Untuk modal awal, Jody terpaksa menjual motornya seharga Rp8,5 juta, di mana Rp7 juta digunakan untuk sewa tempat dan sisanya Rp1,5 juta untuk membeli motor bekas. Awalnya, mereka buka mulai pukul 12.000 hingga 21.00 WIB. Harga steak yang dijualnya pun murah sekali saat itu Rp3.500 hingga Rp5.000. "Biar orang datang dulu, profit enggak bisa besar, yang penting orang banyak datang," ujar Jody.
Perjuangan selama enam bulan pertama, menurut Jody, sangat luar biasa. Omzetnya saat itu hanya sekitar Rp20.000 hingga Rp30.000, bahkan pernah tak ada pembeli sama sekali. Namun di bulan ketujuh, usahanya berkembang setelah diliput oleh media lokal Yogyakarta.
Pembeli mulai banyak datang dan omzetnya bertambah.
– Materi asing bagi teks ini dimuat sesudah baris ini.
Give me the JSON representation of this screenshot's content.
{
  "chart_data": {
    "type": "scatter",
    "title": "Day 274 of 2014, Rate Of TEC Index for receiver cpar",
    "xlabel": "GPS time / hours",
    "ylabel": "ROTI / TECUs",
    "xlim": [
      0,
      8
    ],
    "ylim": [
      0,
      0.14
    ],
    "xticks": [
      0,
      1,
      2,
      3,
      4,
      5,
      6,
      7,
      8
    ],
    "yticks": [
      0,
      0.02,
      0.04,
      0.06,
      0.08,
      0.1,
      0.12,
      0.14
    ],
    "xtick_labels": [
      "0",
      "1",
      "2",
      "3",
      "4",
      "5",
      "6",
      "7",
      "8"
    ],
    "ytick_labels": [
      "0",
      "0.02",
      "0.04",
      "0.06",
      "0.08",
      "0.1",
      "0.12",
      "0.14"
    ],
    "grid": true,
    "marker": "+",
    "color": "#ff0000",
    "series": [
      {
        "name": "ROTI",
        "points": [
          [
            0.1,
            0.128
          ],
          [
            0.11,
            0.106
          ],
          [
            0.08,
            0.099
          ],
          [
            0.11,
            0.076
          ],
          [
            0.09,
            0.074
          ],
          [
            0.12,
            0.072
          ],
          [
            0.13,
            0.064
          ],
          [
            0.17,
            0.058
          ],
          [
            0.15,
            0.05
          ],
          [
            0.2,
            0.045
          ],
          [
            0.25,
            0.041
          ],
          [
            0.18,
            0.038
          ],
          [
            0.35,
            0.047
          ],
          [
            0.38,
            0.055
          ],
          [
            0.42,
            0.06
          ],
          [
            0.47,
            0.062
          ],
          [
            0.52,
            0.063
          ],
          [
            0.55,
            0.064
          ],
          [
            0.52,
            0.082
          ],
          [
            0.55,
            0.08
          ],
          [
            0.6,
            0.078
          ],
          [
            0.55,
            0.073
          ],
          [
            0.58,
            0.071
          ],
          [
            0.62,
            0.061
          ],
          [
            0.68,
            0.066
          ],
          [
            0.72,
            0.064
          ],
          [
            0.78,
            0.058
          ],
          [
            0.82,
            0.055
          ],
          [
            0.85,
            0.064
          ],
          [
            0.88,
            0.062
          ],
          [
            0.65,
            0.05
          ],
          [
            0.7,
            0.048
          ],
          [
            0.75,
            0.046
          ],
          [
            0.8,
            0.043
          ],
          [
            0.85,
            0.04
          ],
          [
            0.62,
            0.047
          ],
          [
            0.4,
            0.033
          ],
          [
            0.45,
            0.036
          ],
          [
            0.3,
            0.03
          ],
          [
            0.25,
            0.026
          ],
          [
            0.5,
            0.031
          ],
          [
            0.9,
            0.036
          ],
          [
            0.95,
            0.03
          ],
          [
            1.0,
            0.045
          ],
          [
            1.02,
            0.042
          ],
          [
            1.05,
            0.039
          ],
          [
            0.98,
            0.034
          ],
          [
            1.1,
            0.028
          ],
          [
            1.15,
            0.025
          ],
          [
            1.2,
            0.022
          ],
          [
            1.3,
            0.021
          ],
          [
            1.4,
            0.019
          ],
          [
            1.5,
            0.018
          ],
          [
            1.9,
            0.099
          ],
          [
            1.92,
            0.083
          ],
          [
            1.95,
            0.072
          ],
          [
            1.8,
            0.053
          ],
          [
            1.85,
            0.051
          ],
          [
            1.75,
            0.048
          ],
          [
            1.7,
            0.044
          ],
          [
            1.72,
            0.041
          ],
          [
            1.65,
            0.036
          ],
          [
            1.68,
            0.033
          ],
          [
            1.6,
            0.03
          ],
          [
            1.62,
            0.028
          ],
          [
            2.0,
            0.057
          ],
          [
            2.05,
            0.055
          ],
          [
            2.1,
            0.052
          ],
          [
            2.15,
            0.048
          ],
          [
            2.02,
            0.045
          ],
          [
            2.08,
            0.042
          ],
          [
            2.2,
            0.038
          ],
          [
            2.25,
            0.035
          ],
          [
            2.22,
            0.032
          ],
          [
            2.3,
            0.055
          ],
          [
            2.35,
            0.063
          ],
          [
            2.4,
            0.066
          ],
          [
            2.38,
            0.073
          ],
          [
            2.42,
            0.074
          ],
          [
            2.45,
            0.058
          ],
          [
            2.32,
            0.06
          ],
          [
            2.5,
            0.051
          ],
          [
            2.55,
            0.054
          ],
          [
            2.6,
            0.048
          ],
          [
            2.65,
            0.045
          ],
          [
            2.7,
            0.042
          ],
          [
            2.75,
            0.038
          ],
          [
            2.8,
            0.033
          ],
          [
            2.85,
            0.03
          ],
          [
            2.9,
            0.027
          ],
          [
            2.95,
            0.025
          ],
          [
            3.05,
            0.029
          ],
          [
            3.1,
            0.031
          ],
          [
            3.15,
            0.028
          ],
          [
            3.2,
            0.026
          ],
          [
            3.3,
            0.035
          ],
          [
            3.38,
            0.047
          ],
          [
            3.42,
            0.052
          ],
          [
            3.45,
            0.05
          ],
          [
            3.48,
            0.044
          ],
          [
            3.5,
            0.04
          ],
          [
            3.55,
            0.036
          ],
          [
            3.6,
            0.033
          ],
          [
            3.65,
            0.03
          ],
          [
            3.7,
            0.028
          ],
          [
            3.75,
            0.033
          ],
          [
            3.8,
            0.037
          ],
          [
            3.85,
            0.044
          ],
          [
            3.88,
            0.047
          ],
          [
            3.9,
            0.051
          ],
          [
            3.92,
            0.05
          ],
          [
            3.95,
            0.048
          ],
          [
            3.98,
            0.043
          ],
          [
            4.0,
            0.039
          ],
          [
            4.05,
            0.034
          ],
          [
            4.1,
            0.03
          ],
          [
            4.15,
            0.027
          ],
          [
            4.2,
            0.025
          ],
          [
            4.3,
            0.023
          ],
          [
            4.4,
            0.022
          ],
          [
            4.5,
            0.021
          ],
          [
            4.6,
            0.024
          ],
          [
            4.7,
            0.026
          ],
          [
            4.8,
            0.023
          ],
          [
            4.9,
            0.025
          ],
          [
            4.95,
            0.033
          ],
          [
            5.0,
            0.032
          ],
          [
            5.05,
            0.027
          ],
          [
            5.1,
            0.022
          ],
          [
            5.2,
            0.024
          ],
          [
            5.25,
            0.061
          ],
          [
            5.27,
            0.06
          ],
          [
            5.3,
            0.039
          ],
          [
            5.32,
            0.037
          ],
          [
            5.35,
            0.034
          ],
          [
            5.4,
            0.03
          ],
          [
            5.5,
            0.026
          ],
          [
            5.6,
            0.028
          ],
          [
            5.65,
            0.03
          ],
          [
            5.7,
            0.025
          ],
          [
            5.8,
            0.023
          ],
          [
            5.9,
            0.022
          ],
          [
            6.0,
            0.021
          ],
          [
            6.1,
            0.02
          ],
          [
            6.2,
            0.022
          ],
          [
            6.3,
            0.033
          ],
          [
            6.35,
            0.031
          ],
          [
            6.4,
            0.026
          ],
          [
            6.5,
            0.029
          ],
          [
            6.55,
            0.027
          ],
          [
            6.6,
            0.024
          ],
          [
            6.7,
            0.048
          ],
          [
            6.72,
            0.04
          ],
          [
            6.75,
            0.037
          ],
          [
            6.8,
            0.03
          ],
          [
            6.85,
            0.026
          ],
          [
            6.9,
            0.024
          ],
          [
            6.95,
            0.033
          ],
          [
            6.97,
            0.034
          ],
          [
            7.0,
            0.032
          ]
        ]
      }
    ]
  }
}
Dia akhirnya membuka beberapa cabang. Pada akhir Desember 2000, Jody memiliki 4 cabang hingga kini cabangnya lebih dari 100.
Dia menceritakan, rahasia Waroeng Steak and Shake sukses terletak pada kekuatan doa dari seluruh karyawannya. Selain itu, juga kegemarannya bersedekah.
"Sedekah membuat usaha kita semakin besar. Kita ngasih sedekah ke pinggir jalan, jangan lupa minta didoain. Kekuatan doa ini jadi kekuatan kita untuk membesarkan usaha-usaha kita," ujarnya.